Now they use techniques that can be hundreds of years old, focusing on distinct regions of Mexico. New potatoes are served with trout dip to reflect the food of the central river lands, and cured duck is paired with chamomile honey and black beans in a modernist’s interpretation of the culinary traditions of Texcoco’s marshlands.
But at their homes, they like to keep suppers simpler. “When you cook at home, you are cooking for pleasure,” Galicia says. “You want to make something for the family. There is no timeline. It’s just pure joy.”
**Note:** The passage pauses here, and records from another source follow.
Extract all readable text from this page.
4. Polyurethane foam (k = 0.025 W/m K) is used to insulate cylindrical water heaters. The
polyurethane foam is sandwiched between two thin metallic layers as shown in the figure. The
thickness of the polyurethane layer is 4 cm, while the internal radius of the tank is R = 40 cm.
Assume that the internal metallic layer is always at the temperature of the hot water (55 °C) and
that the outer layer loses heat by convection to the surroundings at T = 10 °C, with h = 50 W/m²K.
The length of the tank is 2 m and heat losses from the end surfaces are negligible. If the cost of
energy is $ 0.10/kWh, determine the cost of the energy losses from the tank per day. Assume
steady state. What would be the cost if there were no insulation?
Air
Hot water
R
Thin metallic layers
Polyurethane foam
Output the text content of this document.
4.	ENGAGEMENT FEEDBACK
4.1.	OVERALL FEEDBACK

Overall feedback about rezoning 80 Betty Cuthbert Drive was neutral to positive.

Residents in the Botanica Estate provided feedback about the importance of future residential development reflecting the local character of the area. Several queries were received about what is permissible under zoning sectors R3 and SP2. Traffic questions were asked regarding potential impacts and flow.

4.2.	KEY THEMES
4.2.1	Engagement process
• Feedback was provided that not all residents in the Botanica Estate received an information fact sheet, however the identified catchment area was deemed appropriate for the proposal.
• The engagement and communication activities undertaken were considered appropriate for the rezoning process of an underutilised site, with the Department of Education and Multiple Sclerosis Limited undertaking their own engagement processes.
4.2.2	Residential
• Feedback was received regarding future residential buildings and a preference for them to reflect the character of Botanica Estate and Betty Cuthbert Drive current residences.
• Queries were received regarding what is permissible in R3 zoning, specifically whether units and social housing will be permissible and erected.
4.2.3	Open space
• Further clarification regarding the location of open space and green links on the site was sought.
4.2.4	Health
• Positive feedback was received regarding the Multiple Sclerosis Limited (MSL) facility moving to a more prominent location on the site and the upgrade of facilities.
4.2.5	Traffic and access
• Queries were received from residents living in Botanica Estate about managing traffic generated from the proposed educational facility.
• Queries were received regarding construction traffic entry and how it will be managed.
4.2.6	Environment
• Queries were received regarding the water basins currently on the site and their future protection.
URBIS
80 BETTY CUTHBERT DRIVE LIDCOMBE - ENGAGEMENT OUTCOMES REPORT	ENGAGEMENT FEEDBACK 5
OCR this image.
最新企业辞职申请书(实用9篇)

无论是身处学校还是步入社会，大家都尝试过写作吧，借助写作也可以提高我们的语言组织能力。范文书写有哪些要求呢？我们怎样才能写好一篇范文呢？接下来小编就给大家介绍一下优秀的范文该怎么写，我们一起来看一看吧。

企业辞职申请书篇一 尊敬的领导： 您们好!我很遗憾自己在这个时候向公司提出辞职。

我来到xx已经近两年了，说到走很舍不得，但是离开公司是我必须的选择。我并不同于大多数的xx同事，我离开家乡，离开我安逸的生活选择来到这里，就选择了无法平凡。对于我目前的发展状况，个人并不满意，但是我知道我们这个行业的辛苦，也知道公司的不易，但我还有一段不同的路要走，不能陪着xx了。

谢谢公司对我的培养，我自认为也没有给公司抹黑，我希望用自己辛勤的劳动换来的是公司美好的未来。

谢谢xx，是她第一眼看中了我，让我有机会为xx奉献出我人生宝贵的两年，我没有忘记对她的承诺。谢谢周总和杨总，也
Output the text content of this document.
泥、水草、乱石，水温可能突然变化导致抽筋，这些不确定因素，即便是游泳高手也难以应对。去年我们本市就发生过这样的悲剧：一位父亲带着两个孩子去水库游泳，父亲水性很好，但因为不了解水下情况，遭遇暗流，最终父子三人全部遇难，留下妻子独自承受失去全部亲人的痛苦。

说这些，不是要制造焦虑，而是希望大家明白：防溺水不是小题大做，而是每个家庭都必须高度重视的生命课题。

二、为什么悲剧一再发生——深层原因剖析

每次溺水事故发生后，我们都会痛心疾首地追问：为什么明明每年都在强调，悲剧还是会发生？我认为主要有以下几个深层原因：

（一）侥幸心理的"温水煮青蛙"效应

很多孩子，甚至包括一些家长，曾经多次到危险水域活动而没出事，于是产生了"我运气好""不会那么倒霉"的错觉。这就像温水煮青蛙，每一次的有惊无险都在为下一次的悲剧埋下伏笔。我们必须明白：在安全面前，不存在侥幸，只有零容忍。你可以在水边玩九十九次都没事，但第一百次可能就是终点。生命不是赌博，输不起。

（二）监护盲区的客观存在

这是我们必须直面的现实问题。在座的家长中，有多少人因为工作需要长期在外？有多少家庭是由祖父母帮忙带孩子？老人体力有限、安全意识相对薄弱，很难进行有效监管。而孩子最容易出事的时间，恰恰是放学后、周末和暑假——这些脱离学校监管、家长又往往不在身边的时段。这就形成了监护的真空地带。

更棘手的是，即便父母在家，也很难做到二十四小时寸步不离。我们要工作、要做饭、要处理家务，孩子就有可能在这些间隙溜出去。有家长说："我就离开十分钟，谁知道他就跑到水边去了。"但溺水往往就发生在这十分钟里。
Tacos made with attention to the little details are the perfect dish. They start with thick rib-eye steaks trimmed of fat, which is rendered down to become a flavor-packed medium for softening sharp white onions. “That idea was Diego’s baby,” Torres says. “In Mexico, there was no oil until the Europeans came. One gripe I have is the use of olive oil in Mexican food. It doesn’t go well. Just use fats that come from animals or don’t use any at all.” The peppers, garlic, and onion that get whirled in a blender with tomatillos to make the salsa need to have a bit of char on them from the grill or a broiler. Buy the best flour or corn tortillas you can, then heat them in a dry pan and keep them warm in a towel. And make sure you let the steak rest before slicing it into strips.
After that, it’s just a matter of piling some meat into a warm tortilla, laying on soft, fat-slicked onions, a swipe of mashed avocado, and a spoonful of salsa. “That is the best kind of cooking,” Galicia says. “No one is rushing you. It’s just you and your stove and your family.”